Marino Longoni. Continuano a crescere le imposte locali. I dati sulle addizionali Irpef regionali per il 2015, resi noti nei giorni scorsi, dimostrano che i governatori usano una mano sempre più pesante nei confronti dei contribuenti (approfondimento alle pagine 6 e 7). La maggior parte delle regioni ha, infatti, aumentato le aliquote delle proprie addizionali rispetto a quelle standard.
Nel Lazio si applicherà l’aliquota massima (3,33%) già sopra i 15 mila euro di reddito. In Piemonte sopra i 55 mila si applica il 3,32. Non sono ancora disponibili i dati di tutte le aliquote delle addizionali locali deliberate dai comuni. Ma si sa già che anche qui in molti casi si applicherà l’aliquota massima. A Roma e Torino, per esempio, la somma delle due addizionali, comunali e regionali, supererà il 4%. A fronte di questo continuo aggravio delle imposte locali non c’è nessun alleggerimento delle imposte erariali, contrariamente a quanto previsto dal decreto legislativo sul federalismo fiscale, che prevedeva l’invarianza di gettito complessivo. Infatti l’articolo 2 del decreto n. 68 del 2011 disponeva che a fronte di un aumento delle imposte regionali e comunali ci sarebbe dovuta essere anche una riduzione di quelle statali. Il federalismo fiscale, fondato sulla possibilità per chi paga le imposte di controllare chi amministra la cosa pubblica (principio del voto, vedo, pago), si è rivelato una favola. Le imposte locali sono in costante aumento, anche se in modo leggermente diverso da regione a regione, e quelle erariali non sono diminuite (anzi sono aumentate).
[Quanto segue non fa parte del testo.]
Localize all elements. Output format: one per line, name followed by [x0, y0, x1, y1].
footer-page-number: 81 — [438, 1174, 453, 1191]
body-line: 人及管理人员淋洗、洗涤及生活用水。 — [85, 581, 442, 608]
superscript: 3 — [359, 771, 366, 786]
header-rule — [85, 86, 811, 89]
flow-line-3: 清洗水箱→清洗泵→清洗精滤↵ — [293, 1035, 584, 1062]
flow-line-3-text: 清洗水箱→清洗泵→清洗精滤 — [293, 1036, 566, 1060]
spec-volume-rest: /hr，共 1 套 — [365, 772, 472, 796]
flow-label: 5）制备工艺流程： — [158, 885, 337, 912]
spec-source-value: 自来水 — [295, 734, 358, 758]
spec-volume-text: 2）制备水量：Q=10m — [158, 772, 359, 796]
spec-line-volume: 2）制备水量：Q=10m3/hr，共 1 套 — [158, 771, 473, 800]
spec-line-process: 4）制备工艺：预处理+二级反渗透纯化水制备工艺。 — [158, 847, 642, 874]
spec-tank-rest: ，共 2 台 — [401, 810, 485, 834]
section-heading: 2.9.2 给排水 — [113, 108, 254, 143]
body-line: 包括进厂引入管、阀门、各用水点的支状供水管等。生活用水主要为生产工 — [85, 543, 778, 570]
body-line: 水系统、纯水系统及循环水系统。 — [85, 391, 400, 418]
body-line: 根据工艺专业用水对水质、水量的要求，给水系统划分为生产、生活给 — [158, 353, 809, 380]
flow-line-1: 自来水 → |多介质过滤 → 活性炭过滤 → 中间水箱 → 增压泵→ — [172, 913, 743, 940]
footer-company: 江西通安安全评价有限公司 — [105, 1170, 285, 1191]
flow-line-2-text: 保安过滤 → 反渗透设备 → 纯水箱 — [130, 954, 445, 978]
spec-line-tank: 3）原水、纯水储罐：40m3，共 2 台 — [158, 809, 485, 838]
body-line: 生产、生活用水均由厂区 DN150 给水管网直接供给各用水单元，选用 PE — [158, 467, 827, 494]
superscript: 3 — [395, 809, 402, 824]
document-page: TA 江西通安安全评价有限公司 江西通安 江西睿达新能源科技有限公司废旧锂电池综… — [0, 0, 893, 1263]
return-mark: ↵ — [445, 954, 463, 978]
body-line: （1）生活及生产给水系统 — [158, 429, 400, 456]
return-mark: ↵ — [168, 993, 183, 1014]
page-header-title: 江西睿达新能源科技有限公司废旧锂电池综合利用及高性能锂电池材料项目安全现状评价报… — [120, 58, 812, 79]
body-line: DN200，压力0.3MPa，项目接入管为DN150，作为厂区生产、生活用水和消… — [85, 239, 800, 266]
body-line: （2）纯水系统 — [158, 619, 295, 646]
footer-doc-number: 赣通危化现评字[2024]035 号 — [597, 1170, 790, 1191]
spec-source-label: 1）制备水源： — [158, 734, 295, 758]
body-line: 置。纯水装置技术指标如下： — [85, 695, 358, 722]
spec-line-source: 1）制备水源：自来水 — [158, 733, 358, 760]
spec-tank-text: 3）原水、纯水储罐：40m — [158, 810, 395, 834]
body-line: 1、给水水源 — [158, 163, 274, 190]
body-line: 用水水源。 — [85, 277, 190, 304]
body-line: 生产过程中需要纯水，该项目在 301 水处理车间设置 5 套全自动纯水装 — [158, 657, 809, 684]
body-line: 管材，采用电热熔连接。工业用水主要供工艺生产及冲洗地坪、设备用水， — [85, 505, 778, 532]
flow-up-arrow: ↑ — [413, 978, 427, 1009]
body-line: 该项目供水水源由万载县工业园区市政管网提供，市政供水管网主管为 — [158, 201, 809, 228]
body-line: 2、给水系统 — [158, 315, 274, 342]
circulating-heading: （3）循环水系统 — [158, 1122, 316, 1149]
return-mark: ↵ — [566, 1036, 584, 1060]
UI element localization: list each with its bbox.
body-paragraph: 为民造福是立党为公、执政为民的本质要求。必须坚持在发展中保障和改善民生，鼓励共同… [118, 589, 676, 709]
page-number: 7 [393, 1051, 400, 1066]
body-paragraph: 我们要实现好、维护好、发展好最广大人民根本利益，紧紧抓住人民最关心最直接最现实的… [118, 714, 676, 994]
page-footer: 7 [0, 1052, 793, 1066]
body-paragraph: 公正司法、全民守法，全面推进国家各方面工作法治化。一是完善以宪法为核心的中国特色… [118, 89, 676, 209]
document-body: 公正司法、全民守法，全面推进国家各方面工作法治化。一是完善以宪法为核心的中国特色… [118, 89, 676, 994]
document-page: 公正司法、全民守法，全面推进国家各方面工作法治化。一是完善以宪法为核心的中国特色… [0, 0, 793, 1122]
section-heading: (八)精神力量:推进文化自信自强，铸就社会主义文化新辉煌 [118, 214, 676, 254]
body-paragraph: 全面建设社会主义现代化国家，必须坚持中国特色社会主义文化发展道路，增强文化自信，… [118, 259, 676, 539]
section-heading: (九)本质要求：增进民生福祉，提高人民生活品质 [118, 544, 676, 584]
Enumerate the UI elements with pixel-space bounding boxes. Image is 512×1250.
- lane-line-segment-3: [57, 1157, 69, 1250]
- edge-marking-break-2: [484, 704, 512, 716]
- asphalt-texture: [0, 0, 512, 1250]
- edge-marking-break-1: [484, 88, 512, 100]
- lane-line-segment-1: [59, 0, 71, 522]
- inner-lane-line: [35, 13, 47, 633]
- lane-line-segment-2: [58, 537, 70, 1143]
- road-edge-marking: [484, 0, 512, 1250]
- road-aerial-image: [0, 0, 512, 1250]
Se il federalismo fiscale è stato dominante quando al governo c’era il centrodestra, con i governi di centrosinistra ha prevalso un’altra narrazione, quella del «pagare tutti per pagare meno». La lotta all’evasione come strumento per perseguire l’equità tra i contribuenti. Negli ultimi anni si sono concesse all’Agenzia delle entrate e a Equitalia armi micidiali per combattere questa battaglia: trasparenza bancaria, redditometro, spesometro, limitazione al contante, anagrafe tributaria, sequestro conservativo, pignoramento presso terzi, fermo amministrativo, riscossione in pendenza di giudizio, sono solo le più importanti. Secondo dati ufficiali dell’Agenzia delle entrate gli incassi da attività di accertamento e controllo sono più che triplicati negli ultimi otto anni, passando dai 4,3 mld del 2006 ai 13,1 mld del 2011. Ancora più incisiva dovrebbe essere stata l’attività di moral suasion, visto lo sforzo profuso dai governi di centrosinistra in questa direzione. Quindi l’evasione dovrebbe essere diminuita (ed è anche questo il sentire comune). Ma le imposte no. Le entrate fiscali nel 2007 erano pari al 44% del pil, nel 2014 sono salite al 48% (dati Istat). Il pagare tutti per pagare meno si è rivelata per quello che è: una favoletta. Un espediente retorico per far digerire all’opinione pubblica regole sempre più asfissianti mediante la promessa di un futuro meno opprimente, che però non arriva mai.
Ma la bufala più clamorosa, raccontata da tutti i governi, di destra e di sinistra, è quella del taglio alla spesa pubblica, ultimamente declinato con l’inglesismo di spending review. Da decenni ormai ogni manovra economica, legge Finanziaria o legge di Stabilità, tenta di correggere i conti pubblici agendo in parte sull’aumento delle entrate e in parte sul taglio della spesa. La prima parte della manovra funziona, lo dimostrano i dati sulla pressione fiscale, in costante aumento. La seconda parte no. Nel 1999 il totale delle uscite al netto di interessi e investimenti era pari al 36% del pil. Nel 2014 siamo arrivati al 43% (dati Istat). Un balzo in avanti del 7%, nonostante decine di manovre di spending review. Evidentemente erano tagli più finti che reali, fatti per far digerire ai contribuenti stangate vere. Cosmesi normativa. Fiabe per adulti. Appunto.